The China Petroleum and Chemical Corporation (“Sinopec”), one of the top integrated energy and chemicals businesses in the world, the Saudi Arabian Oil Company (“Aramco“), and SABIC are investigating ways to work together on petrochemical and refining projects in China and Saudi Arabia.
Aramco and Sinopec, one of the biggest energy and petrochemical companies in the world, have signed a head of agreement for a greenfield project in Gulei, Fujian Province, which is expected to feature a 1.5 million ton/year petrochemical cracker complex and a 320,000 barrel/day refinery. By the end of 2025, operations are anticipated to start.

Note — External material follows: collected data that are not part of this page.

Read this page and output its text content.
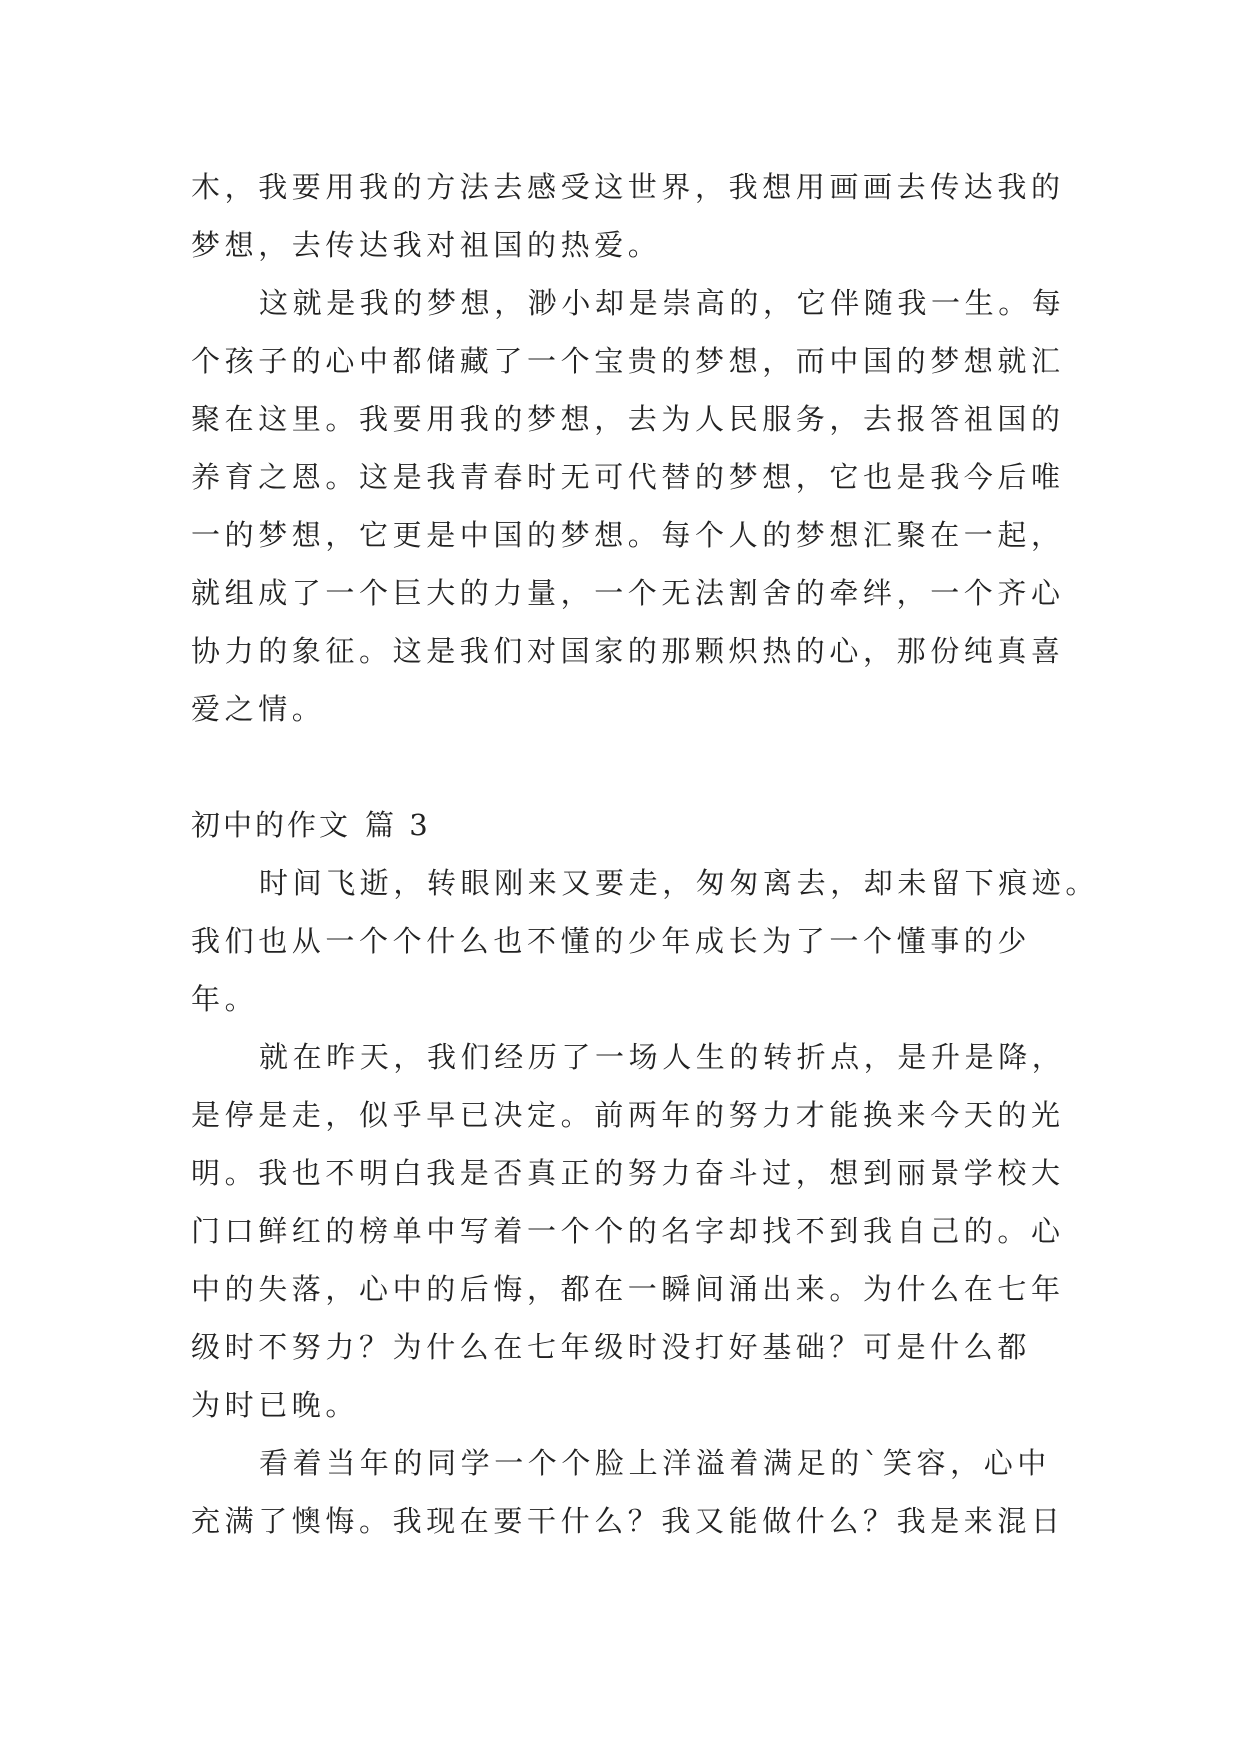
木，我要用我的方法去感受这世界，我想用画画去传达我的

梦想，去传达我对祖国的热爱。

这就是我的梦想，渺小却是崇高的，它伴随我一生。每

个孩子的心中都储藏了一个宝贵的梦想，而中国的梦想就汇

聚在这里。我要用我的梦想，去为人民服务，去报答祖国的

养育之恩。这是我青春时无可代替的梦想，它也是我今后唯

一的梦想，它更是中国的梦想。每个人的梦想汇聚在一起，

就组成了一个巨大的力量，一个无法割舍的牵绊，一个齐心

协力的象征。这是我们对国家的那颗炽热的心，那份纯真喜

爱之情。

初中的作文 篇 3

时间飞逝，转眼刚来又要走，匆匆离去，却未留下痕迹。

我们也从一个个什么也不懂的少年成长为了一个懂事的少

年。

就在昨天，我们经历了一场人生的转折点，是升是降，

是停是走，似乎早已决定。前两年的努力才能换来今天的光

明。我也不明白我是否真正的努力奋斗过，想到丽景学校大

门口鲜红的榜单中写着一个个的名字却找不到我自己的。心

中的失落，心中的后悔，都在一瞬间涌出来。为什么在七年

级时不努力？为什么在七年级时没打好基础？可是什么都

为时已晚。

看着当年的同学一个个脸上洋溢着满足的`笑容，心中

充满了懊悔。我现在要干什么？我又能做什么？我是来混日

A Memorandum of Understanding (MoU) was also signed on December 15 by Aramco, SABIC, and Sinopec to examine the economic and technical viability of creating a new petrochemical complex that would be integrated with an existing refinery in Yanbu, Saudi Arabia.
Mohammed Y. Al Qahtani, Aramco Senior Vice President of Downstream, said: “These projects represent an opportunity to contribute to a modern, efficient and integrated downstream sector in both China and Saudi Arabia. They also underpin our long-term commitment to remain a reliable supplier of energy and chemicals to Asia’s largest economy.”
The announcements strengthen Aramco’s position as China’s go-to energy supplier as it works to increase its capacity for liquids and chemicals to up to 4 million barrels per day by 2030. The partnership also supports Sinopec’s goal of developing into a premier global energy and petrochemical company that offers dependable energy and high-quality goods to improve people’s lives all around the world.